Well, besides obviously needing a suitable machine(s) on which to program, first, of course, you must know some sort of computer language (I'll use c++ as an example since that's what I'm familiar with) and you need to know which platform/OS you're programming on/for. You'll also need a compiler to convert your code in binary commands that your computer can understand. A good compiler is rarely cheap (unless you're programming on Linux, in which case all hope of selling your programs will evaporate since that's a huge bastion of the open-source movement anyway), so you're looking at a rather large up-front investment if you're just starting out.

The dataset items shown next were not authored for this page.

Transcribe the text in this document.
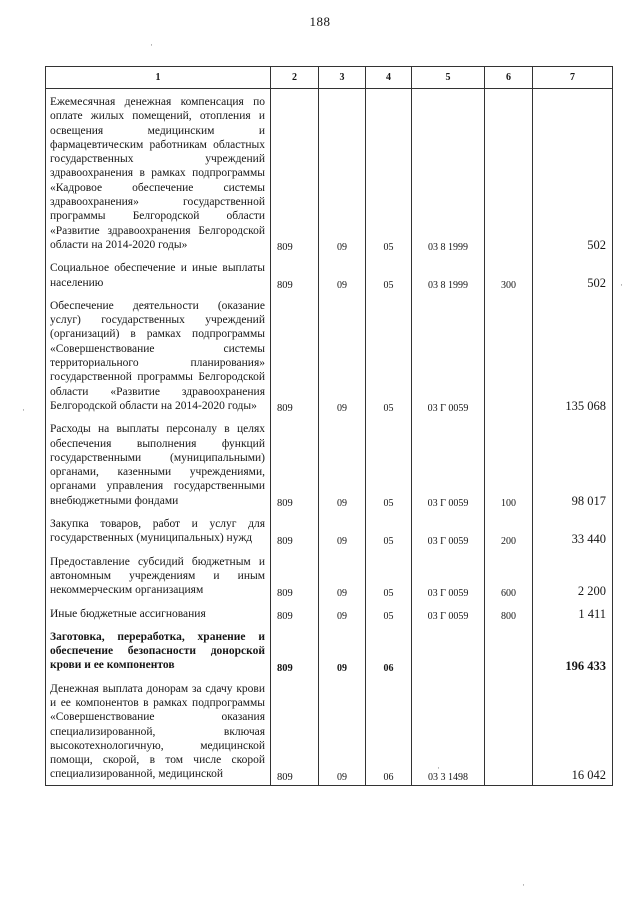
188
1	2	3	4	5	6	7

Ежемесячная денежная компенсация по оплате жилых помещений, отопления и освещения медицинским и фармацевтическим работникам областных государственных учреждений здравоохранения в рамках подпрограммы «Кадровое обеспечение системы здравоохранения» государственной программы Белгородской области «Развитие здравоохранения Белгородской области на 2014-2020 годы»	809	09	05	03 8 1999		502

Социальное обеспечение и иные выплаты населению	809	09	05	03 8 1999	300	502

Обеспечение деятельности (оказание услуг) государственных учреждений (организаций) в рамках подпрограммы «Совершенствование системы территориального планирования» государственной программы Белгородской области «Развитие здравоохранения Белгородской области на 2014-2020 годы»	809	09	05	03 Г 0059		135 068

Расходы на выплаты персоналу в целях обеспечения выполнения функций государственными (муниципальными) органами, казенными учреждениями, органами управления государственными внебюджетными фондами	809	09	05	03 Г 0059	100	98 017

Закупка товаров, работ и услуг для государственных (муниципальных) нужд	809	09	05	03 Г 0059	200	33 440

Предоставление субсидий бюджетным и автономным учреждениям и иным некоммерческим организациям	809	09	05	03 Г 0059	600	2 200

Иные бюджетные ассигнования	809	09	05	03 Г 0059	800	1 411

Заготовка, переработка, хранение и обеспечение безопасности донорской крови и ее компонентов	809	09	06			196 433

Денежная выплата донорам за сдачу крови и ее компонентов в рамках подпрограммы «Совершенствование оказания специализированной, включая высокотехнологичную, медицинской помощи, скорой, в том числе скорой специализированной, медицинской	809	09	06	03 3 1498		16 042
·
·
·
·
·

Secondly, once you've decided the platform you're going to be writing for, you need to figure out the platform specific GUI commands (if you're going to make your program user-friendly, that is. Commandline based ones are great, but nobody's going to buy them) For example, in windows with c++ I know this means a lengthy and extremely convoluted ritual of system calls and library linking to just get a blank window up there. And of course, you have to consider what sounds, if any, you're going to use, and custom file formats and whatnot depending on what sort of program you're going to make. In c++, I'll admit I know very little about invoking soundcard harware commands, however, I do know that certain kinds of file i/o can be really confusing if you're not very experienced with programming. Heck, I've been using c++ for more than 4 years now, and I still make lots of mistakes that aren't always syntax related. It's also a good idea, if you're making a utility program, to know how to print WYSIWYG documents from the screen onto paper, which involves more system calls. And depending on the complexity and purpose of the program, you might also have to learn how to fork processes, which can also get very convoluted and confusing when you start having multiple forks. Basically, a programmer needs to know his stuff very very well before getting started on a comercial product.
Thirdly, you need an idea. Sounds simple, but it's not. You need to come up with a program design that people will see a need for; that they've gotta have so badly that they'd actually buy it from you instead of going for a cheaper alternative, or resorting to software piracy. Making programs that complex, bug-free, and feature-rich is rarely a task suited to just one person, so you'd probably also need to employ several other programmers, if not a whole team of them. And when it comes to managing source files, allocating tasks to each programmer, and beta testing, things can get really complicated really fast, so you need to have superb managerial skills. And even before you get to the programming, you have to have it completely worked out in your head (or on paper, in a diagram, as the case may be). All good programs start with elegant, yet efficient designs. You're going to get nowhere fast if you don't have a developed plan, or if it's a bad one.
Fourth, and possibly the most important, after you've finished writing these programs of yours, you need marketing. Nobody's going to buy your programs if they don't know about them. This doesn't mean just making a website to host them, but also getting the word out that your company actually exists. And obviously you'll have to convince people to buy yours over someone else's; you need to show them that yours is best and most efficient, without actually giving them a full version of the program to try out. What I'm trying to say is that you need to use the right kind and amount of bait to hook your fish, otherwise they'll get away.
So... really what I'm trying to say is that starting your own small software development company is very difficult; you have to have a lot of spare money on the side to support yourself in addition to the funds just to start the company since you may or may not have a marketable product for several months after founding it. Basically, it's a huge risk, and I personally wouldn't recommend it as primary employment in the beginning. Remember, starting your own business, no matter what you're selling, is definitely a tough thing to do.